Наконец, четвертый ответ на вопросы космо- и теодицеи предполагает принципиальный отказ от выяснения божественного замысла в отношении зла в целях оправдания Бога (или космического смысла зла в целях оправдания Вселенной). Зло признается реальностью, но противоречие между присутствием зла в мире и признанием всеблагости и всемогущества Божества (вселенской гармонии) не проблематизируется. И. Кант рассматривал такой ответ, как проявление единственно возможной в вопросах богооправдания "негативной мудрости": "В подобных вещах не так много значит мудрствование, как искреннее признание бессилия нашего разума, как честность, не позволяющая человеку искажать свои мысли в ложном высказывании, сколь бы благочестивыми ни были намерения".

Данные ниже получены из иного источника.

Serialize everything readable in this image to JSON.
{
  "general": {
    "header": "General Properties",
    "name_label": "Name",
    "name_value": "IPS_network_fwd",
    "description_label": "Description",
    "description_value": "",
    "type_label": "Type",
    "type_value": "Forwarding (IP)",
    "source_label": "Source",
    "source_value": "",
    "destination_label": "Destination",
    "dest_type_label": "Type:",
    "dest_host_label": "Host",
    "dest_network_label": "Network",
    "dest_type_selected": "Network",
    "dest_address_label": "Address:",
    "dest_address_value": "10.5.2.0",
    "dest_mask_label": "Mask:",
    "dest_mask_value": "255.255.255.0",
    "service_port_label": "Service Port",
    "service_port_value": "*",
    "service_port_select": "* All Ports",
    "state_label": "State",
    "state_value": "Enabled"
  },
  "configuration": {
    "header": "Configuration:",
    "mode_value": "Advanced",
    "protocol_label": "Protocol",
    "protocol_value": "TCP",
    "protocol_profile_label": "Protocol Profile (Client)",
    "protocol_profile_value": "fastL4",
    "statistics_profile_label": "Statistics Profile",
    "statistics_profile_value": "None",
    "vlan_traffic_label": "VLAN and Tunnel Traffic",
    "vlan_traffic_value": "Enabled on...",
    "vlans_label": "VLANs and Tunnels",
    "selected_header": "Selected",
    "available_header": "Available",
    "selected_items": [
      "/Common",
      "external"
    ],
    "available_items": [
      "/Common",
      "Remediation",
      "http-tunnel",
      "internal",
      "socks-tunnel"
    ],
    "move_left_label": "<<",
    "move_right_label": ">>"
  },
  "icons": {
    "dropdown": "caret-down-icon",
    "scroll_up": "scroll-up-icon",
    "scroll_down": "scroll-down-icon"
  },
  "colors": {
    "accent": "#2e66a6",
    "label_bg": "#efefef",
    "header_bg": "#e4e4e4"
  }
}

Разные трактовки онтологического статуса зла принято анализировать в связи с их возможным влиянием на устойчивость моральных убеждений и на нравственную практику. Дуалистическая онтология считается стимулирующей активистскую жизненную позицию. Однако в ней добро находится в приниженном состоянии, она заражена духом вражды, способствует черно-белому видению мира. Кроме того, независимое и самостоятельное зло легко превращается в предмет романтизации и даже поклонения. Тезис о зле как иллюзии попросту разрушает логику духовно-практического совершенствования. Опираясь на него, сложно понять, в силу каких причин приобщение к божественному благу должно происходить через доступные человеку представления о добре и зле. Сочетание тезиса "зло как условие добра" и "привативной" концепции зла позволяет избежать одностороннего понимания нравственной практики, представляющего ее в виде "войны со злом", переключает внимание морального субъекта на культивирование собственной добродетели и последовательное восхождение от одного блага к другому. Кроме того, оно ведет к восприятию зла как чего-то внутреннее пустого, ничтожного и, в силу этого, лишенного привлекательности. Однако и у такого подхода есть свои недостатки. Среди них - недооценка активного и наступательного характера зла, а также недооценка его укорененности в человеческой душе.